1 From an archived version of Ben Goodger's now defunct blog.
It's not a real law, it's a satirical comment on how software projects (if not properly managed) can grow so large and complicated, they somehow eventually include an email reader (even if it has nothing to do with the original purpose of the project). A manager I once had was fond of a similar phrase "Any sufficiently complicated system contains a half-assed LISP implementation within it".
It is a comment on how some software projects seem to keep expanding and adding more and more features.
Many projects can't seem to be able to resist adding features, whether needed or not.

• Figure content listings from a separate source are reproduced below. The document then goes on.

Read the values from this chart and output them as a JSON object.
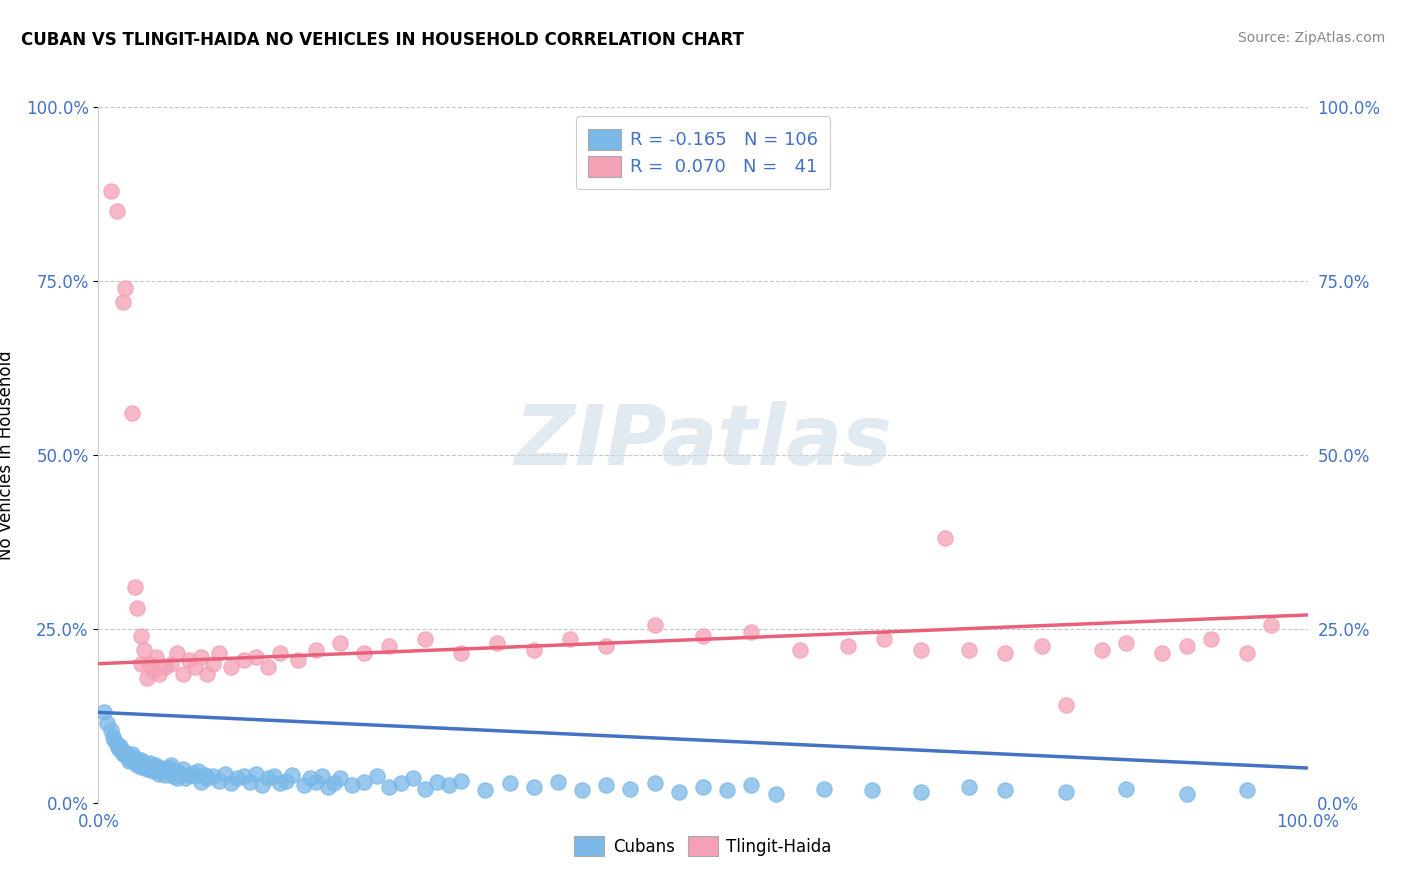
{
  "title": "CUBAN VS TLINGIT-HAIDA NO VEHICLES IN HOUSEHOLD CORRELATION CHART",
  "source": "Source: ZipAtlas.com",
  "ylabel": "No Vehicles in Household",
  "yticks": [
    "0.0%",
    "25.0%",
    "50.0%",
    "75.0%",
    "100.0%"
  ],
  "ytick_vals": [
    0.0,
    0.25,
    0.5,
    0.75,
    1.0
  ],
  "xlim": [
    0.0,
    1.0
  ],
  "ylim": [
    0.0,
    1.0
  ],
  "cubans_color": "#7ab8e8",
  "tlingit_color": "#f4a0b5",
  "cubans_line_color": "#4472c4",
  "tlingit_line_color": "#e8607a",
  "tick_color": "#4472c4",
  "watermark_text": "ZIPatlas",
  "background_color": "#ffffff",
  "grid_color": "#c8c8c8",
  "cubans_scatter": [
    [
      0.005,
      0.13
    ],
    [
      0.007,
      0.115
    ],
    [
      0.01,
      0.105
    ],
    [
      0.012,
      0.095
    ],
    [
      0.013,
      0.09
    ],
    [
      0.015,
      0.085
    ],
    [
      0.016,
      0.08
    ],
    [
      0.017,
      0.078
    ],
    [
      0.018,
      0.082
    ],
    [
      0.02,
      0.075
    ],
    [
      0.02,
      0.07
    ],
    [
      0.022,
      0.068
    ],
    [
      0.023,
      0.072
    ],
    [
      0.025,
      0.065
    ],
    [
      0.025,
      0.06
    ],
    [
      0.027,
      0.063
    ],
    [
      0.028,
      0.07
    ],
    [
      0.03,
      0.058
    ],
    [
      0.03,
      0.065
    ],
    [
      0.032,
      0.055
    ],
    [
      0.033,
      0.06
    ],
    [
      0.035,
      0.062
    ],
    [
      0.035,
      0.052
    ],
    [
      0.037,
      0.058
    ],
    [
      0.038,
      0.055
    ],
    [
      0.04,
      0.048
    ],
    [
      0.04,
      0.053
    ],
    [
      0.042,
      0.05
    ],
    [
      0.043,
      0.057
    ],
    [
      0.045,
      0.045
    ],
    [
      0.045,
      0.05
    ],
    [
      0.047,
      0.055
    ],
    [
      0.048,
      0.048
    ],
    [
      0.05,
      0.042
    ],
    [
      0.05,
      0.052
    ],
    [
      0.052,
      0.045
    ],
    [
      0.055,
      0.048
    ],
    [
      0.055,
      0.04
    ],
    [
      0.058,
      0.05
    ],
    [
      0.06,
      0.043
    ],
    [
      0.06,
      0.055
    ],
    [
      0.062,
      0.038
    ],
    [
      0.065,
      0.045
    ],
    [
      0.065,
      0.035
    ],
    [
      0.068,
      0.042
    ],
    [
      0.07,
      0.048
    ],
    [
      0.072,
      0.035
    ],
    [
      0.075,
      0.04
    ],
    [
      0.078,
      0.043
    ],
    [
      0.08,
      0.038
    ],
    [
      0.082,
      0.045
    ],
    [
      0.085,
      0.03
    ],
    [
      0.088,
      0.04
    ],
    [
      0.09,
      0.035
    ],
    [
      0.095,
      0.038
    ],
    [
      0.1,
      0.032
    ],
    [
      0.105,
      0.042
    ],
    [
      0.11,
      0.028
    ],
    [
      0.115,
      0.035
    ],
    [
      0.12,
      0.038
    ],
    [
      0.125,
      0.03
    ],
    [
      0.13,
      0.042
    ],
    [
      0.135,
      0.025
    ],
    [
      0.14,
      0.035
    ],
    [
      0.145,
      0.038
    ],
    [
      0.15,
      0.028
    ],
    [
      0.155,
      0.032
    ],
    [
      0.16,
      0.04
    ],
    [
      0.17,
      0.025
    ],
    [
      0.175,
      0.035
    ],
    [
      0.18,
      0.03
    ],
    [
      0.185,
      0.038
    ],
    [
      0.19,
      0.022
    ],
    [
      0.195,
      0.028
    ],
    [
      0.2,
      0.035
    ],
    [
      0.21,
      0.025
    ],
    [
      0.22,
      0.03
    ],
    [
      0.23,
      0.038
    ],
    [
      0.24,
      0.022
    ],
    [
      0.25,
      0.028
    ],
    [
      0.26,
      0.035
    ],
    [
      0.27,
      0.02
    ],
    [
      0.28,
      0.03
    ],
    [
      0.29,
      0.025
    ],
    [
      0.3,
      0.032
    ],
    [
      0.32,
      0.018
    ],
    [
      0.34,
      0.028
    ],
    [
      0.36,
      0.022
    ],
    [
      0.38,
      0.03
    ],
    [
      0.4,
      0.018
    ],
    [
      0.42,
      0.025
    ],
    [
      0.44,
      0.02
    ],
    [
      0.46,
      0.028
    ],
    [
      0.48,
      0.015
    ],
    [
      0.5,
      0.022
    ],
    [
      0.52,
      0.018
    ],
    [
      0.54,
      0.025
    ],
    [
      0.56,
      0.012
    ],
    [
      0.6,
      0.02
    ],
    [
      0.64,
      0.018
    ],
    [
      0.68,
      0.015
    ],
    [
      0.72,
      0.022
    ],
    [
      0.75,
      0.018
    ],
    [
      0.8,
      0.015
    ],
    [
      0.85,
      0.02
    ],
    [
      0.9,
      0.012
    ],
    [
      0.95,
      0.018
    ]
  ],
  "tlingit_scatter": [
    [
      0.01,
      0.88
    ],
    [
      0.015,
      0.85
    ],
    [
      0.02,
      0.72
    ],
    [
      0.022,
      0.74
    ],
    [
      0.028,
      0.56
    ],
    [
      0.03,
      0.31
    ],
    [
      0.032,
      0.28
    ],
    [
      0.035,
      0.24
    ],
    [
      0.035,
      0.2
    ],
    [
      0.038,
      0.22
    ],
    [
      0.04,
      0.18
    ],
    [
      0.042,
      0.2
    ],
    [
      0.045,
      0.19
    ],
    [
      0.048,
      0.21
    ],
    [
      0.05,
      0.185
    ],
    [
      0.055,
      0.195
    ],
    [
      0.06,
      0.2
    ],
    [
      0.065,
      0.215
    ],
    [
      0.07,
      0.185
    ],
    [
      0.075,
      0.205
    ],
    [
      0.08,
      0.195
    ],
    [
      0.085,
      0.21
    ],
    [
      0.09,
      0.185
    ],
    [
      0.095,
      0.2
    ],
    [
      0.1,
      0.215
    ],
    [
      0.11,
      0.195
    ],
    [
      0.12,
      0.205
    ],
    [
      0.13,
      0.21
    ],
    [
      0.14,
      0.195
    ],
    [
      0.15,
      0.215
    ],
    [
      0.165,
      0.205
    ],
    [
      0.18,
      0.22
    ],
    [
      0.2,
      0.23
    ],
    [
      0.22,
      0.215
    ],
    [
      0.24,
      0.225
    ],
    [
      0.27,
      0.235
    ],
    [
      0.3,
      0.215
    ],
    [
      0.33,
      0.23
    ],
    [
      0.36,
      0.22
    ],
    [
      0.39,
      0.235
    ],
    [
      0.42,
      0.225
    ],
    [
      0.46,
      0.255
    ],
    [
      0.5,
      0.24
    ],
    [
      0.54,
      0.245
    ],
    [
      0.58,
      0.22
    ],
    [
      0.62,
      0.225
    ],
    [
      0.65,
      0.235
    ],
    [
      0.68,
      0.22
    ],
    [
      0.7,
      0.38
    ],
    [
      0.72,
      0.22
    ],
    [
      0.75,
      0.215
    ],
    [
      0.78,
      0.225
    ],
    [
      0.8,
      0.14
    ],
    [
      0.83,
      0.22
    ],
    [
      0.85,
      0.23
    ],
    [
      0.88,
      0.215
    ],
    [
      0.9,
      0.225
    ],
    [
      0.92,
      0.235
    ],
    [
      0.95,
      0.215
    ],
    [
      0.97,
      0.255
    ]
  ],
  "cubans_line_start_y": 0.13,
  "cubans_line_end_y": 0.05,
  "tlingit_line_start_y": 0.2,
  "tlingit_line_end_y": 0.27
}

A logical conclusion is that every piece of software will end up sending mail.
Also see Scope Creep.
I see at least three ways to view it.
One is to ignore mail reading per se, and view it as a statement that people seem to like products with the flexibility to be turned to almost any task, regardless of how little it might have to do with the tool's original intent. If we look at it this way, a product like Photoshop that doesn't support mail reading isn't an anomaly because its plug-in architecture is flexible enough that it could support mail reading, even though (as far as I know) no such plug-in exists. This viewpoint could be summarize more cleanly, but less originally, as "flexibility beats specialization".
The second way to view it would be that Jamie Zawinski has such a narrow focus that he simply ignores the products like Photoshop, PowerPoint, most games, etc., that have been around for years, don't support mail reading, and don't seem to be getting replaced by anything else that does either.
The third would be a bit of a counterpoint to the second, saying that, in essence, integration between products has happened to such a degree that effectively mail reading is integrated into everything because most people now have a mail reader running in the background, all the time and can switch to it quickly/easily enough, cut and paste with anything else, etc., that the minor detail that the mail reader is packaged as a separate application has become irrelevant.